Yemek sonrası ise, keyifli pasta hanelerde biraz zaman geçirdikten sonra, “Red Bar” adında canlı müzik yapan bir Bar’a giriyor ve geceyi orkestra ile bile Karaoke yapan Vietnamlılar ile birlikte şarkı söyleyerek bu Karaoke deliliğine katılıyoruz. Fakat çıkarken bir Amerikalının “never ever again please...” nasihatini da unutmadan geceyi noktalıyoruz.

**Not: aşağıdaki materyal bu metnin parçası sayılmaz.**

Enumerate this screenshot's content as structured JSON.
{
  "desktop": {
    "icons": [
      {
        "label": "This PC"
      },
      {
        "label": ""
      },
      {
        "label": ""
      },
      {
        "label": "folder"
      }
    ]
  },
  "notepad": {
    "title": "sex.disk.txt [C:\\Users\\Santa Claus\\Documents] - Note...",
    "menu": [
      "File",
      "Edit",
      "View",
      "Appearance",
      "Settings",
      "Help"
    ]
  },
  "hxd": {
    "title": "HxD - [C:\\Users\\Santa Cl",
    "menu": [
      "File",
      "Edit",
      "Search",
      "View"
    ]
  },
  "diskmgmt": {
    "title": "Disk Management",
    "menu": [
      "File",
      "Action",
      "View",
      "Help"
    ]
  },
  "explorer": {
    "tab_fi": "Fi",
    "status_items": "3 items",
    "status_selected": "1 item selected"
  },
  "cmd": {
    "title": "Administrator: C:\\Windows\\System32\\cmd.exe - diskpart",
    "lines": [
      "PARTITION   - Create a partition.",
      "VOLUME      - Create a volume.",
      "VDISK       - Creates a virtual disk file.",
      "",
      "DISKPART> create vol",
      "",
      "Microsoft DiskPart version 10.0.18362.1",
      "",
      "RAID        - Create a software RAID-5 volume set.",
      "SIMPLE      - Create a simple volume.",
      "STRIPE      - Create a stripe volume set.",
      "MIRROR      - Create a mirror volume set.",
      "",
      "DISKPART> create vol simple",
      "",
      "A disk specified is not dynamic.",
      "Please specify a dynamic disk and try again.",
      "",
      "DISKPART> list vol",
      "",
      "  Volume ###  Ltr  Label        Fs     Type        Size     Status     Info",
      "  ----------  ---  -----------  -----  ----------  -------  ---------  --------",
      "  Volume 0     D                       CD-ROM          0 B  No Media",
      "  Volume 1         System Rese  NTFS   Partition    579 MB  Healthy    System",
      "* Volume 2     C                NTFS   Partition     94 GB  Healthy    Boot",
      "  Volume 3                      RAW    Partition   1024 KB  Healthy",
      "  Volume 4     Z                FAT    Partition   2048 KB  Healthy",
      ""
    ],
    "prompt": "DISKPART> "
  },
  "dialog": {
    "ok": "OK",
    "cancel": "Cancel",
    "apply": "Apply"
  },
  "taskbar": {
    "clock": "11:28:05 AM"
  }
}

Ertesi sabah çok erkenden kalkıp, direk Mekong Nehrine doğru yol alıyoruz. Yaklaşık 3 saat süren bir yolculuk bu. Mekong nehrine varınca öncelikle karşıya küçük sevimli bir feribotla geçiyoruz. Burada büyük kayıklar ile Mekong nehrini gezip, Floating City’i ziyaret edip çok ilginç bir pirinç tesisini gezme imkanı buluyoruz. Pirinç ‘ten yapılan, pirinç kağıdı, pirinç patlağı ve pirinç tatlılarının nasıl yapıldığını görme ve tatma şansına sahip olduk. Ayrıca Sake ve içinde 20 adet yılanın bulunduğu çok özel yılan viskisini de tattık. Açıkçası ben yılan viskisine bayıldım !...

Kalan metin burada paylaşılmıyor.